Eine Mischung aus Krisen- und Motivationsgespräch wurde geführt. Der “Power-Riegel” wurde zum Not-Riegel, das restliche Wasser und Bananen wurden inhaliert. Das sind sie also, die Momente, die einen Zusammenwachsen lassen. Hatte ich mir zuvor eine Spur romantischer vorgestellt, aber diesen Moment werde ich nie vergessen: Wenn du einfach nicht mehr weiter kannst, aber deine Zelte dort trotzdem nicht aufschlagen kannst, wird es mit der Motivation irgendwann wirklich, wirklich schwierig.

Endspurt

Nach gegenseitigem Zureden, eventuell war sogar ein, zwei Flüche dabei, haben wir die allerletzten Kräfte mobilisiert. Es ging selbstverständlich weiter hinauf, bis der beste Satz des Tages fiel: “Ich sehe die Hütte!”. Obwohl nochmal ein halbstündiger Anstieg bis zum Prinz-Luitpold-Haus auf uns warten sollte, waren wir überglücklich. Wir waren 11 Stunden unterwegs und haben 1450 Höhenmeter überwunden. Das erlösende Gefühl, die Wanderschuhe endgültig für diesen Tag auszuziehen, die Socken in der Sonne trocknen zu lassen und nur noch Barfuss zu gehen, war unfassbar. Wir waren regelrecht glücksbesoffen. Am Ziel. Wir haben uns und diese Strecke überwunden.
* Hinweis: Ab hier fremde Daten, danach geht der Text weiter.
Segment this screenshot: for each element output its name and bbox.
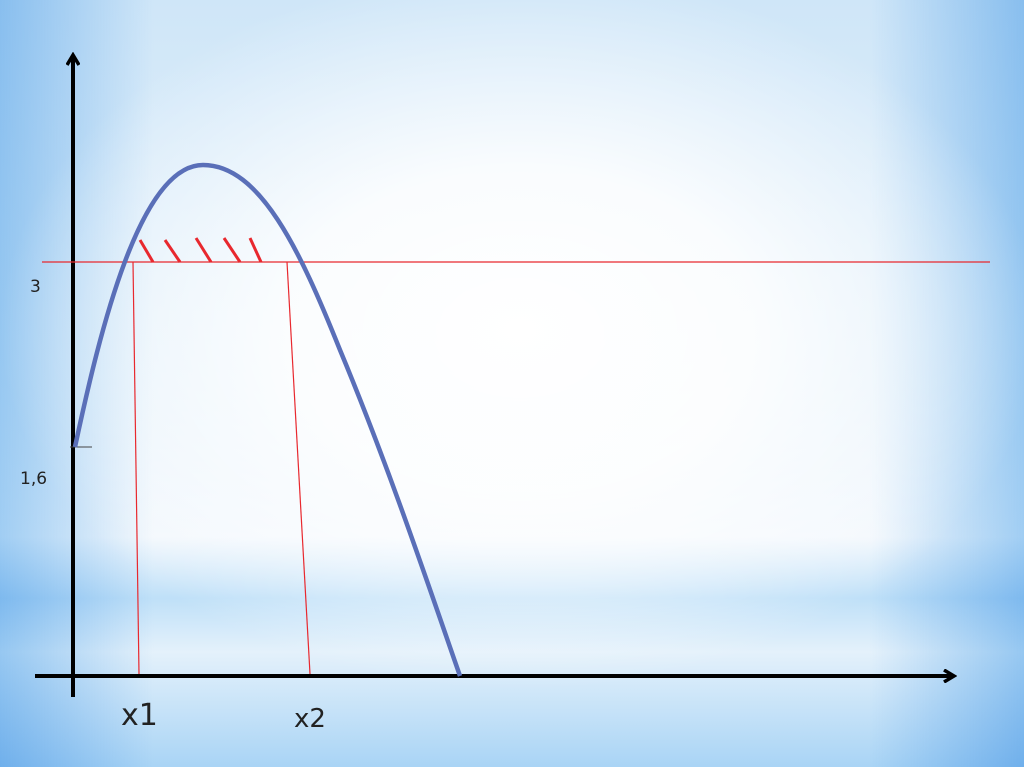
x1-drop (132, 261, 140, 675)
curve (72, 162, 463, 677)
x2-drop (286, 261, 311, 675)
x2-label: x2 (294, 704, 326, 734)
y-label-high: 3 (30, 277, 41, 297)
x1-label: x1 (121, 698, 158, 733)
hatching (138, 237, 263, 263)
y-label-low: 1,6 (20, 469, 47, 489)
Das frisch gezapfte Bier in Verbindung mit den Käsespätzle waren pure Glückseeligkeit. Die anschließende Dusche fühlte sich wie ein ewiger (in Wirklichkeit zweiminütiger) Wasserfall an und wir fielen um 20.30 Uhr ins Bett.
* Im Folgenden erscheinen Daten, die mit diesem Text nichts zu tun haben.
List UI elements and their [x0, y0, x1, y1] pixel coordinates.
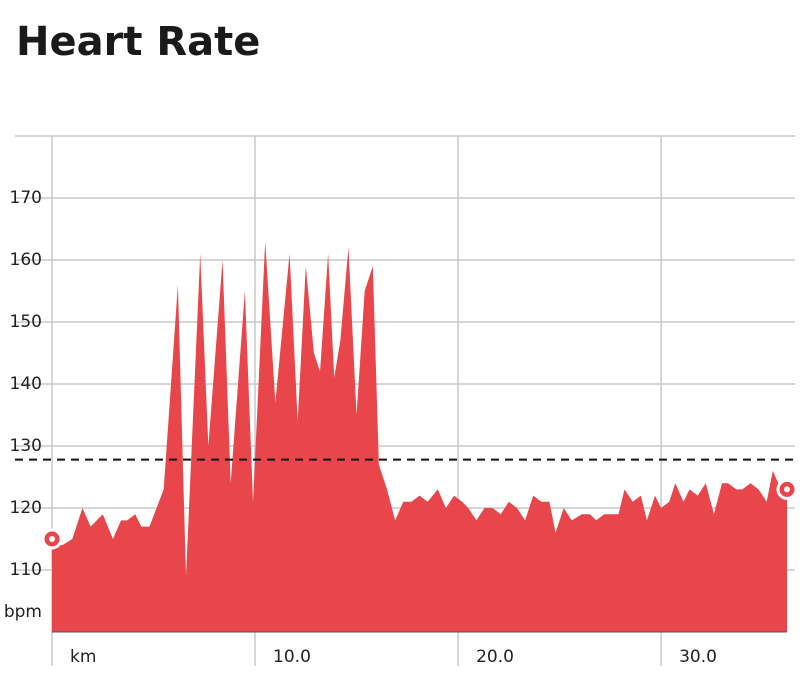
y-tick-label: 110 [10, 560, 42, 580]
y-tick-label: 170 [10, 188, 42, 208]
y-tick-label: 130 [10, 436, 42, 456]
y-axis-label: bpm [4, 602, 42, 622]
y-tick-label: 140 [10, 374, 42, 394]
y-tick-label: 150 [10, 312, 42, 332]
chart-title: Heart Rate [16, 19, 260, 65]
x-tick-label: 20.0 [476, 647, 514, 667]
area [52, 241, 787, 632]
y-tick-label: 160 [10, 250, 42, 270]
x-axis-label: km [70, 647, 96, 667]
x-tick-label: 10.0 [273, 647, 311, 667]
y-tick-label: 120 [10, 498, 42, 518]
endpoint-dot [49, 536, 55, 542]
endpoint-dot [784, 486, 790, 493]
x-tick-label: 30.0 [679, 647, 717, 667]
Zwar wussten wir vorher, dass das ein Ritt wird. Damit haben wir allerdings nicht gerechnet und wir sind an diesem Tag mehrmals über uns hinaus gewachsen. Ich bin unglaublich stolz darauf, dass wir das geschafft haben. Schmerzgrenzen sind anscheinend dafür da, um mehrfach überwunden zu werden.